“Toda a Beleza e a Carnificina”: desafiar o poder
Nan Goldin e Laura Poitras fala, sobre os temas abordados no documentário vencedor do Festival de Veneza.
Convidada para acompanhar as ações do movimento P.A.I.N (Prescription Addiction Intervention Now), criado pela artista Nan Goldin, a cineasta Laura Poitras acabou rendida às ideias da fotografa. As conversas de preparação do filme assumiram um tom íntimo e confessional, nas quais a artista recorda o passado, a família, o trabalho e os amigos que entretanto perdeu.
Assim nasce o documentário “Toda a Beleza e a Carnificina” realizado por Laura Poitras, sobre a obra, a vida e as lutas de Nan Goldin. O filme é também o que resulta da visão de duas artistas.
Na conferência de imprensa do Festival de Veneza, onde o filme recebeu o Leão de Ouro, Nan Goldin admitiu a estranheza de partilhar uma obra com uma autora de cariz político como é Laura Poitras, mas a arte entre ambas acabou por desfazer os receios: “A minha preocupação com a Laura, era que eu não tinha segredos de estado para partilhar. Não era importante o suficiente. Ela não queria fazer uma biografia de artista, mas eu estava a preparar uma exposição em Londres. Ela começou a editar o meu trabalho de alguma forma. Somos parecidas, não conseguimos ver um artista a trabalhar sem dar a nossa opinião. Isso foi muito poderoso. A resposta dela foi importante e eu comecei a confiar nela cada vez mais. Revelei coisas muito profundas porque ela tinha uma forma de me fazer perguntas. Falei de coisas muito dolorosas, e acho que nunca pensei em quem ia vê-las.
O filme começa por registar as iniciativas do colectivo P.A.I.N, criado por Nan Goldin para contestar a família Sackler e a lavagem do dinheiro conseguido com medicamentos opiáceos, feita através de doações a alguns dos maiores museus do mundo.
Nan Goldin tem um percurso artístico que passa por muitos destes espaços, mas a batalha contra os Sackler tem carácter pessoal para a fotografa que perdeu a irmã, os amigos, e quase que se perdeu também.
“Acho que todo o meu trabalho desde o inicio tem sido sobre o estigma e como combatê-lo. A começar pelas diferentes sexualidades e diversidade de género no inicio dos anos 70. Sobre as relações e a dificuldades de manter relações entre homens e mulheres. Depois a crise da Sida e ao longo dos anos, as doenças mentais. Os internamentos, a auto mutilação e claro as pessoas que consumem drogas e a crise do ópio. Estes são estigmas que marcam o meu trabalho”, afirma a artista.

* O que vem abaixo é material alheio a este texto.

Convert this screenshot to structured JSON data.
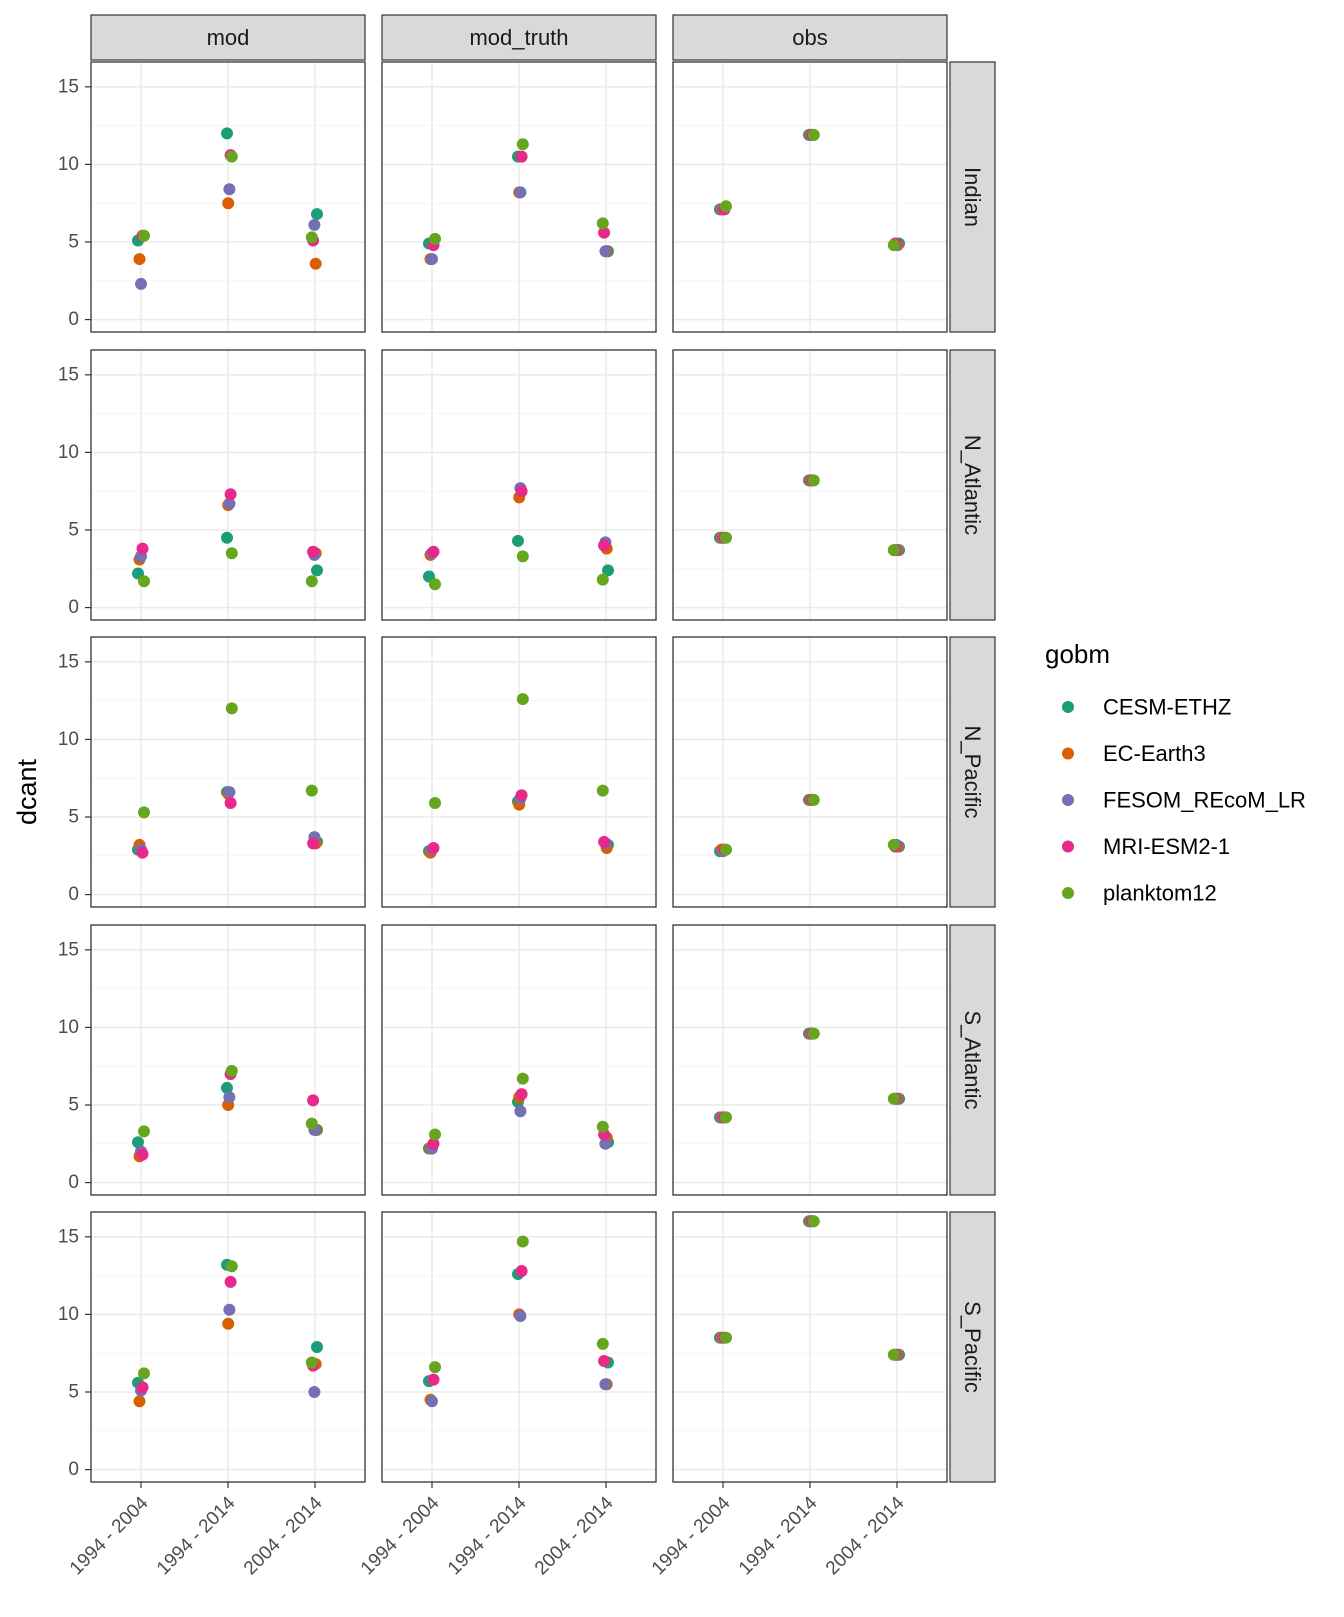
{
  "chart_data": {
    "type": "scatter",
    "facet_columns": [
      "mod",
      "mod_truth",
      "obs"
    ],
    "facet_rows": [
      "Indian",
      "N_Atlantic",
      "N_Pacific",
      "S_Atlantic",
      "S_Pacific"
    ],
    "categories": [
      "1994 - 2004",
      "1994 - 2014",
      "2004 - 2014"
    ],
    "ylabel": "dcant",
    "xlabel": "",
    "ylim": [
      -0.8,
      16.6
    ],
    "yticks": [
      0,
      5,
      10,
      15
    ],
    "grid": true,
    "legend": {
      "title": "gobm",
      "position": "right",
      "entries": [
        "CESM-ETHZ",
        "EC-Earth3",
        "FESOM_REcoM_LR",
        "MRI-ESM2-1",
        "planktom12"
      ]
    },
    "colors": {
      "CESM-ETHZ": "#1b9e77",
      "EC-Earth3": "#d95f02",
      "FESOM_REcoM_LR": "#7570b3",
      "MRI-ESM2-1": "#e7298a",
      "planktom12": "#66a61e",
      "strip_fill": "#d9d9d9",
      "grid_major": "#ebebeb",
      "grid_minor": "#f5f5f5",
      "panel_border": "#333333"
    },
    "series": [
      {
        "name": "CESM-ETHZ",
        "panels": {
          "Indian": {
            "mod": [
              5.1,
              12.0,
              6.8
            ],
            "mod_truth": [
              4.9,
              10.5,
              4.4
            ],
            "obs": [
              7.1,
              11.9,
              4.9
            ]
          },
          "N_Atlantic": {
            "mod": [
              2.2,
              4.5,
              2.4
            ],
            "mod_truth": [
              2.0,
              4.3,
              2.4
            ],
            "obs": [
              4.5,
              8.2,
              3.7
            ]
          },
          "N_Pacific": {
            "mod": [
              2.9,
              6.6,
              3.4
            ],
            "mod_truth": [
              2.8,
              6.0,
              3.2
            ],
            "obs": [
              2.8,
              6.1,
              3.1
            ]
          },
          "S_Atlantic": {
            "mod": [
              2.6,
              6.1,
              3.4
            ],
            "mod_truth": [
              2.2,
              5.2,
              2.6
            ],
            "obs": [
              4.2,
              9.6,
              5.4
            ]
          },
          "S_Pacific": {
            "mod": [
              5.6,
              13.2,
              7.9
            ],
            "mod_truth": [
              5.7,
              12.6,
              6.9
            ],
            "obs": [
              8.5,
              16.0,
              7.4
            ]
          }
        }
      },
      {
        "name": "EC-Earth3",
        "panels": {
          "Indian": {
            "mod": [
              3.9,
              7.5,
              3.6
            ],
            "mod_truth": [
              3.9,
              8.2,
              4.4
            ],
            "obs": [
              7.1,
              11.9,
              4.8
            ]
          },
          "N_Atlantic": {
            "mod": [
              3.1,
              6.6,
              3.5
            ],
            "mod_truth": [
              3.4,
              7.1,
              3.8
            ],
            "obs": [
              4.5,
              8.2,
              3.7
            ]
          },
          "N_Pacific": {
            "mod": [
              3.2,
              6.5,
              3.3
            ],
            "mod_truth": [
              2.7,
              5.8,
              3.0
            ],
            "obs": [
              2.9,
              6.1,
              3.1
            ]
          },
          "S_Atlantic": {
            "mod": [
              1.7,
              5.0,
              3.4
            ],
            "mod_truth": [
              2.2,
              5.5,
              2.9
            ],
            "obs": [
              4.2,
              9.6,
              5.4
            ]
          },
          "S_Pacific": {
            "mod": [
              4.4,
              9.4,
              6.8
            ],
            "mod_truth": [
              4.5,
              10.0,
              5.5
            ],
            "obs": [
              8.5,
              16.0,
              7.4
            ]
          }
        }
      },
      {
        "name": "FESOM_REcoM_LR",
        "panels": {
          "Indian": {
            "mod": [
              2.3,
              8.4,
              6.1
            ],
            "mod_truth": [
              3.9,
              8.2,
              4.4
            ],
            "obs": [
              7.1,
              11.9,
              4.8
            ]
          },
          "N_Atlantic": {
            "mod": [
              3.3,
              6.7,
              3.4
            ],
            "mod_truth": [
              3.5,
              7.7,
              4.2
            ],
            "obs": [
              4.5,
              8.2,
              3.7
            ]
          },
          "N_Pacific": {
            "mod": [
              2.9,
              6.6,
              3.7
            ],
            "mod_truth": [
              2.9,
              6.2,
              3.3
            ],
            "obs": [
              2.8,
              6.1,
              3.2
            ]
          },
          "S_Atlantic": {
            "mod": [
              2.0,
              5.5,
              3.4
            ],
            "mod_truth": [
              2.2,
              4.6,
              2.5
            ],
            "obs": [
              4.2,
              9.6,
              5.4
            ]
          },
          "S_Pacific": {
            "mod": [
              5.1,
              10.3,
              5.0
            ],
            "mod_truth": [
              4.4,
              9.9,
              5.5
            ],
            "obs": [
              8.5,
              16.0,
              7.4
            ]
          }
        }
      },
      {
        "name": "MRI-ESM2-1",
        "panels": {
          "Indian": {
            "mod": [
              5.4,
              10.6,
              5.1
            ],
            "mod_truth": [
              4.8,
              10.5,
              5.6
            ],
            "obs": [
              7.1,
              11.9,
              4.9
            ]
          },
          "N_Atlantic": {
            "mod": [
              3.8,
              7.3,
              3.6
            ],
            "mod_truth": [
              3.6,
              7.5,
              4.0
            ],
            "obs": [
              4.5,
              8.2,
              3.7
            ]
          },
          "N_Pacific": {
            "mod": [
              2.7,
              5.9,
              3.3
            ],
            "mod_truth": [
              3.0,
              6.4,
              3.4
            ],
            "obs": [
              2.9,
              6.1,
              3.1
            ]
          },
          "S_Atlantic": {
            "mod": [
              1.8,
              7.0,
              5.3
            ],
            "mod_truth": [
              2.5,
              5.7,
              3.1
            ],
            "obs": [
              4.2,
              9.6,
              5.4
            ]
          },
          "S_Pacific": {
            "mod": [
              5.3,
              12.1,
              6.7
            ],
            "mod_truth": [
              5.8,
              12.8,
              7.0
            ],
            "obs": [
              8.5,
              16.0,
              7.4
            ]
          }
        }
      },
      {
        "name": "planktom12",
        "panels": {
          "Indian": {
            "mod": [
              5.4,
              10.5,
              5.3
            ],
            "mod_truth": [
              5.2,
              11.3,
              6.2
            ],
            "obs": [
              7.3,
              11.9,
              4.8
            ]
          },
          "N_Atlantic": {
            "mod": [
              1.7,
              3.5,
              1.7
            ],
            "mod_truth": [
              1.5,
              3.3,
              1.8
            ],
            "obs": [
              4.5,
              8.2,
              3.7
            ]
          },
          "N_Pacific": {
            "mod": [
              5.3,
              12.0,
              6.7
            ],
            "mod_truth": [
              5.9,
              12.6,
              6.7
            ],
            "obs": [
              2.9,
              6.1,
              3.2
            ]
          },
          "S_Atlantic": {
            "mod": [
              3.3,
              7.2,
              3.8
            ],
            "mod_truth": [
              3.1,
              6.7,
              3.6
            ],
            "obs": [
              4.2,
              9.6,
              5.4
            ]
          },
          "S_Pacific": {
            "mod": [
              6.2,
              13.1,
              6.9
            ],
            "mod_truth": [
              6.6,
              14.7,
              8.1
            ],
            "obs": [
              8.5,
              16.0,
              7.4
            ]
          }
        }
      }
    ]
  }
}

Combater os estigmas, dar visibilidade ao que está na sombra, desafiar os poderes e lutar pelo justo. As batalhas de Goldin encontraram eco no cinema de Laura Poitras, a jornalista que deu voz a Edward Snowden e que assinou o documentário “Citizenfour” premiado com um óscar.
No caso de Goldin, a cineasta considera que não foi difícil encontrar a afirmação política na obra da fotografa, que é um exemplo inspirador: “…este filme é um desafio para todos os artistas, ou para quem tem posições de poder, se usam ou não esse poder. Isso foi o que me atraiu para este filme", afirma Poitras.
"Temos uma artista lendária que escolheu arriscar a sua posição no mundo da arte para expor a corrupção e a filantropia tóxica, e o branqueamento e lavagem de dinheiro em museus e instituições. A família Sackler não é caso único a fazer este tipo de filantropia tóxica. E não conheço outro artista que esteja a fazer isto”, conclui a realizadora de “Toda a Beleza e a Carnificina”.
O que começou por ser o registo do trabalho de activistas, transformou-se num filme em que se cruzam constantemente, o lado pessoal e político, a arte e o activismo. O titulo resume estas dualidades e a ideia de arte livre e independente. Nan Goldin e Laura Poitras mostram como a beleza da arte, não deve estar refém da carnificina associada à actividade de algumas grandes corporações.
“Toda a Beleza e a Carnificina” está em exibição nas salas de cinema.